Sometimes the truth has an expiry date. When a time-limited claim (such as ‘masks are obligatory on public transport’) emerges in search engine rankings, its apparent ‘authoritative’ solution can outstay its welcome even by many years, outranking later and more accurate content on the same topic.
This is a by-product of search engine algorithms’ determination to identify and promote ‘long-term’ definitive solutions, and of their proclivity to prioritize well-linked content that maintains traffic over time – and of an increasingly circumspect attitude to newer content in the emerging age of fake news.
Alternately, devaluing valuable web content simply because the timestamp associated with it has passed an arbitrary ‘validity window’ risks that a generation of genuinely useful content will be automatically demoted in favor of subsequent material that may be of a lower standard.
Towards redressing this syndrome, a new paper from researchers in Italy, Belgium and Denmark has used a variety of machine learning techniques to develop a methodology for time-aware evidence ranking.
Beyond Outdated Answers
The paper is authored by researchers from the European Commission at the Joint Research Centre (JRC) in Ispra, the Katholieke Universiteit at Leuven, and the University of Copenhagen.
The work considers four temporal ranking methods applied over three fact-checking methodologies, each with a different approach to evidence ranking, and offers a novel methodology for ranking that uses evidence timestamps as a ‘gold standard’. The study shows that time-aware evidence ranking improves the perspicacity of results, and also improves the authority and veracity predictions of time-sensitive facts and claims.
The research is offered as a possible adjunct to later or existing systems, and is designed to aid in research, and as a possible additional factor for inclusion in developing new and evolved search engine algorithms.
The work models the temporal dynamics of evidence for content-based fact-checking, and outperforms the ‘semantic similarity’ approaches adopted by typical search engine ranking algorithms. The model trained by the researchers uses an optimized learning-to-rank function which can be easily superimposed into an existing fact-checking architecture. The researchers contend that the system is a novel contribution to automated fact-checking.
Amending Multiple Fact-Checking Architectures
The researchers imposed their time-constrained factoring onto three existing fact-checking architectures. The first of these is the Bidirectional Long Short Term Memory (BiLSTM) model proposed in the MultiFC dataset released in 2019.

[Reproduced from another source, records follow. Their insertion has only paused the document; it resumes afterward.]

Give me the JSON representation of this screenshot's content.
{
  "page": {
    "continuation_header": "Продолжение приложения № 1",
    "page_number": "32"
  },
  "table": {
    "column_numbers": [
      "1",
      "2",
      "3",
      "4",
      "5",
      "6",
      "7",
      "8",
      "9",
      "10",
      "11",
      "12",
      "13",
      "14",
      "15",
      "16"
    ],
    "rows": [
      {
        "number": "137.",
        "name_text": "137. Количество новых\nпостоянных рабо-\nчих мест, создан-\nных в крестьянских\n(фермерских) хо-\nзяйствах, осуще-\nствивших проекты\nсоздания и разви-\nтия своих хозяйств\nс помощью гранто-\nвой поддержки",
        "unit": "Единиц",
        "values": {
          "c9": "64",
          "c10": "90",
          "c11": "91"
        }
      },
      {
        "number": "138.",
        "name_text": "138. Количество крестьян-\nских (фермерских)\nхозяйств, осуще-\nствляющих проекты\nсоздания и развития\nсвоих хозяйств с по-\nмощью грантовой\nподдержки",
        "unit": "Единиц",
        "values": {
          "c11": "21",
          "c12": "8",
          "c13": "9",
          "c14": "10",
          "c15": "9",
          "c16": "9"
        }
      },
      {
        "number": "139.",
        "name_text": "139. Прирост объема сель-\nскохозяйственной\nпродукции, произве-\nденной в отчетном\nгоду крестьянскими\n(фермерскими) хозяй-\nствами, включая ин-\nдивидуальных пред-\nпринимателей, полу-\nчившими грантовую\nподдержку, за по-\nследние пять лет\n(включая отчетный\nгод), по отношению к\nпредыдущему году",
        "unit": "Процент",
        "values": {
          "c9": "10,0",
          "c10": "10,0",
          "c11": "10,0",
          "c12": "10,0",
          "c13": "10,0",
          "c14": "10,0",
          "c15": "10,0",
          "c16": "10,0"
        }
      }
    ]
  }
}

The second is a modification to the first, with a unidirectional Recurrent Neural Network (RNN) replacing the LSTM component.
Across all three architectures, the researchers applied a ListMLE loss, from research led by Microsoft, which has contributed consistently to novel fact-checking research over the last two decades.

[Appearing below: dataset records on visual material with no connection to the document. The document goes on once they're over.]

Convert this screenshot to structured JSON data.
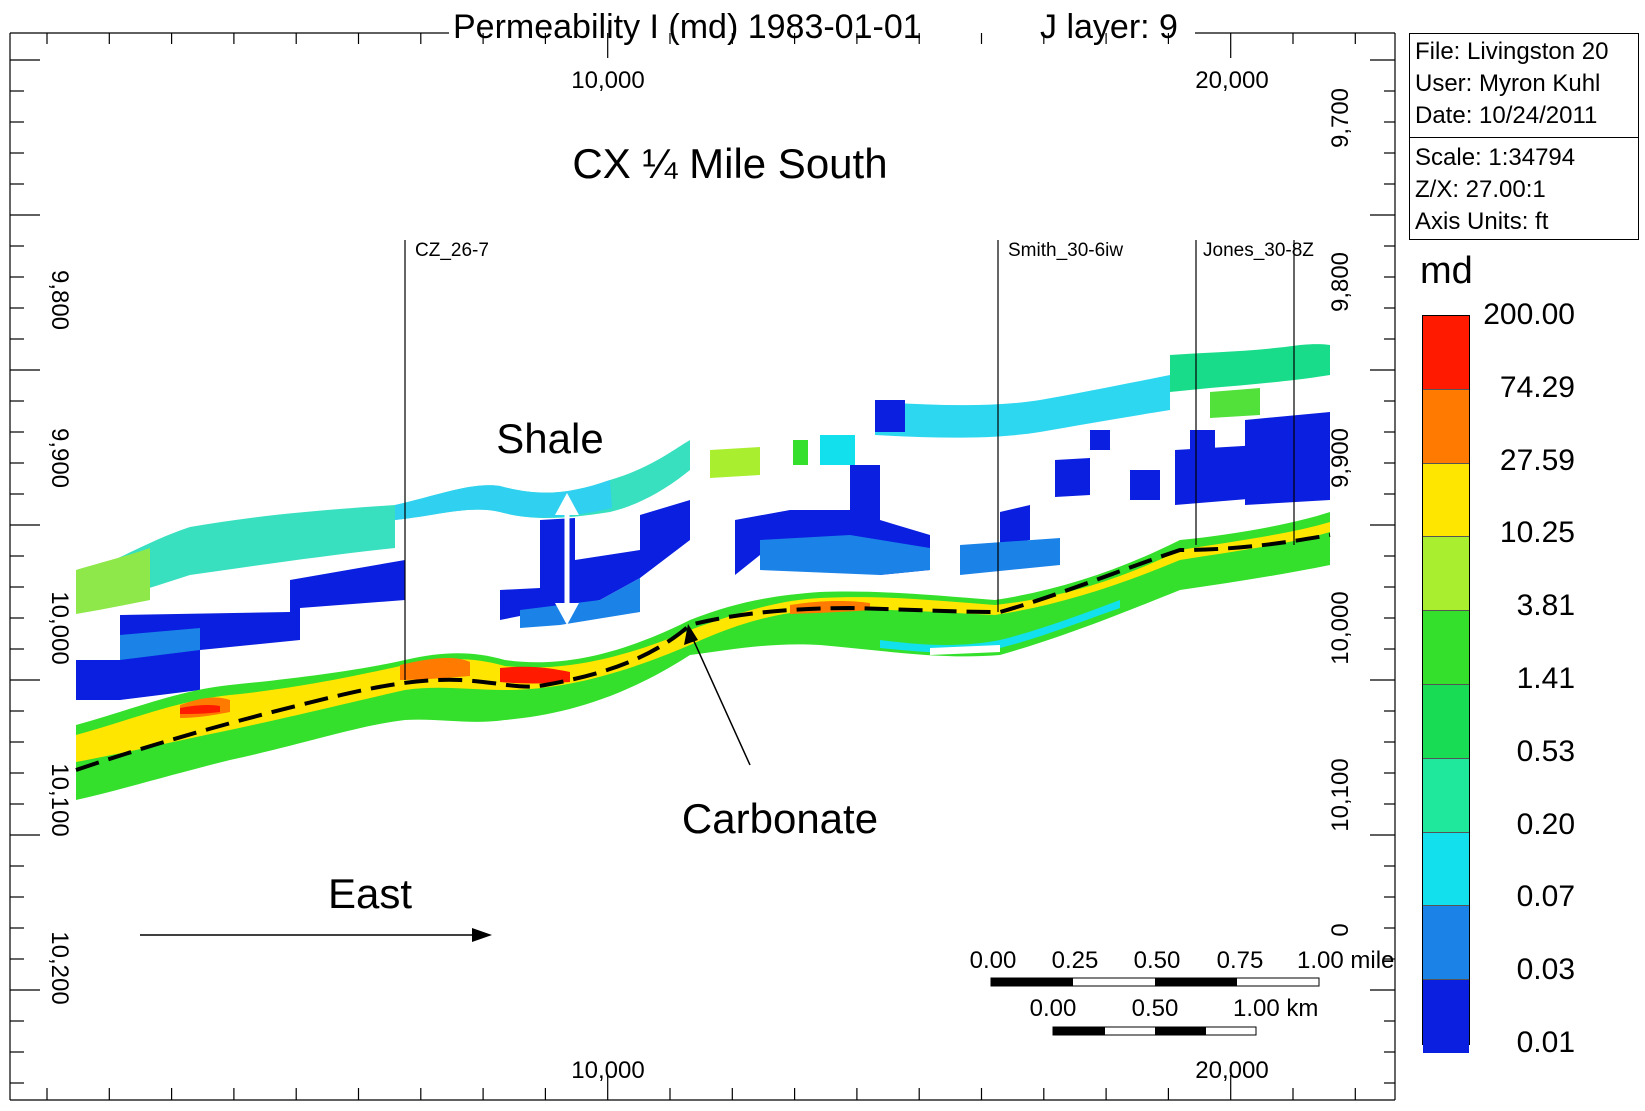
{
  "title": {
    "property": "Permeability I (md) 1983-01-01",
    "layer": "J layer: 9"
  },
  "section_label": "CX ¼ Mile South",
  "x_axis": {
    "top_ticks": [
      "10,000",
      "20,000"
    ],
    "bottom_ticks": [
      "10,000",
      "20,000"
    ]
  },
  "left_axis_ticks": [
    "9,800",
    "9,900",
    "10,000",
    "10,100",
    "10,200"
  ],
  "right_axis_ticks": [
    "9,700",
    "9,800",
    "9,900",
    "10,000",
    "10,100",
    "0"
  ],
  "wells": [
    "CZ_26-7",
    "Smith_30-6iw",
    "Jones_30-8Z"
  ],
  "annotations": {
    "shale": "Shale",
    "carbonate": "Carbonate",
    "east": "East"
  },
  "info": {
    "file": "File: Livingston 20",
    "user": "User:  Myron Kuhl",
    "date": "Date: 10/24/2011",
    "scale": "Scale: 1:34794",
    "zx": "Z/X: 27.00:1",
    "units": "Axis Units: ft"
  },
  "scale_bar": {
    "mile_labels": [
      "0.00",
      "0.25",
      "0.50",
      "0.75",
      "1.00 mile"
    ],
    "km_labels": [
      "0.00",
      "0.50",
      "1.00 km"
    ]
  },
  "legend": {
    "unit": "md",
    "values": [
      "200.00",
      "74.29",
      "27.59",
      "10.25",
      "3.81",
      "1.41",
      "0.53",
      "0.20",
      "0.07",
      "0.03",
      "0.01"
    ],
    "colors": [
      "#ff1a00",
      "#ff7a00",
      "#ffe600",
      "#a9ee2f",
      "#34e02b",
      "#19dc55",
      "#1fe89c",
      "#12e0ec",
      "#1b82e8",
      "#0a1fe0"
    ]
  }
}
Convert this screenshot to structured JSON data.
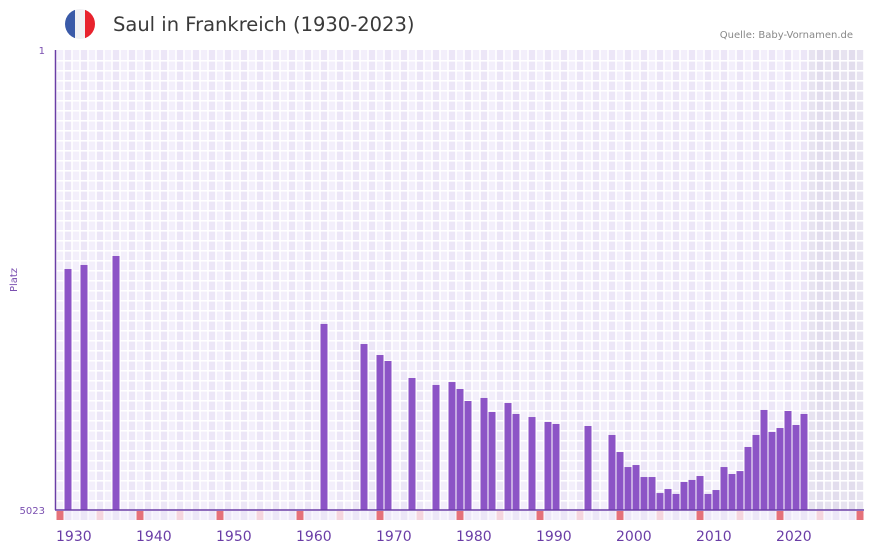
{
  "header": {
    "title": "Saul in Frankreich (1930-2023)",
    "source": "Quelle: Baby-Vornamen.de",
    "flag_icon": "france-flag-icon",
    "flag_colors": [
      "#3a5aa8",
      "#f1f1f4",
      "#e8232d"
    ]
  },
  "colors": {
    "bar": "#8c54c6",
    "axis": "#6a3da6",
    "grid_a": "#ece6f7",
    "grid_b": "#f3effb",
    "future_a": "#e2dded",
    "future_b": "#e7e3f0",
    "decade_marker": "#e5727a",
    "half_decade_marker": "#f5d5de"
  },
  "chart_data": {
    "type": "bar",
    "title": "Saul in Frankreich (1930-2023)",
    "xlabel": "",
    "ylabel": "Platz",
    "y_axis_inverted": true,
    "ylim": [
      1,
      5023
    ],
    "y_ticks": [
      "1",
      "5023"
    ],
    "x_range": [
      1930,
      2030
    ],
    "x_ticks": [
      "1930",
      "1940",
      "1950",
      "1960",
      "1970",
      "1980",
      "1990",
      "2000",
      "2010",
      "2020"
    ],
    "grid": true,
    "future_shaded_from": 2024,
    "source": "Quelle: Baby-Vornamen.de",
    "categories": [
      1931,
      1933,
      1937,
      1963,
      1968,
      1970,
      1971,
      1974,
      1977,
      1979,
      1980,
      1981,
      1983,
      1984,
      1986,
      1987,
      1989,
      1991,
      1992,
      1996,
      1999,
      2000,
      2001,
      2002,
      2003,
      2004,
      2005,
      2006,
      2007,
      2008,
      2009,
      2010,
      2011,
      2012,
      2013,
      2014,
      2015,
      2016,
      2017,
      2018,
      2019,
      2020,
      2021,
      2022,
      2023
    ],
    "values": [
      2392,
      2348,
      2250,
      2992,
      3211,
      3331,
      3396,
      3582,
      3658,
      3626,
      3702,
      3833,
      3800,
      3953,
      3855,
      3975,
      4008,
      4062,
      4084,
      4106,
      4204,
      4390,
      4554,
      4532,
      4663,
      4663,
      4838,
      4794,
      4848,
      4717,
      4695,
      4652,
      4848,
      4805,
      4554,
      4630,
      4598,
      4335,
      4204,
      3931,
      4171,
      4128,
      3942,
      4095,
      3975
    ]
  }
}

Timestamp values were extracted from the training metadata, and included as ranking factors in each model.
Experimental evaluation for the system involved the use of the MultiFC dataset, since it is currently the only high-volume open source dataset available for this particular research interest. MultiFC contains 34,924 real-world claims obtained from 26 different fact-checking domains, including Snopes and the Washington Post.
Prediction of each claim’s veracity are augmented by ten evidence snippets provided by the Google Search API, and predictions obtained via a confluence of elements, including speaker, tags and categories.
Very often the relevant time-stamp is not necessarily the one that’s contained in the metadata; an article may refer to events from previous times, and in this case the researchers’ systems had to take care to extract and convert that data directly from the text. Without this process, a ‘re-run’ of outdated news will tend to give it a new gloss, particularly in the case of high authority sites, propagating the outmoded data.
The dates were extracted with a Python routine, and the official metadata dates tested for consistency of formatting (since, for instance, US and UK date-stamp formatting is different). When manually verified, zero errors were found in the time-stamp metadata.
Against a manual check of the automated results, the researchers found that time-aware evidence ranking improved notably on relevance assumptions that were based on pure semantic similarity or SERPs rankings. They also ascertain that their method improves veracity predictions for time-sensitive claims (i.e. circumstances where a news situation may be changing rapidly, and where it’s essential that up-to-date information be prioritized without merely brute-forcing the prioritization of the most recent results on a topic).
The researchers note that this approach will be of high value in improving ranking models for volatile topics such as politics and entertainment, where information changes rapidly, and high-ranking developments require a framework for automatic demotion from the top spots in ranking that they may have achieved on release.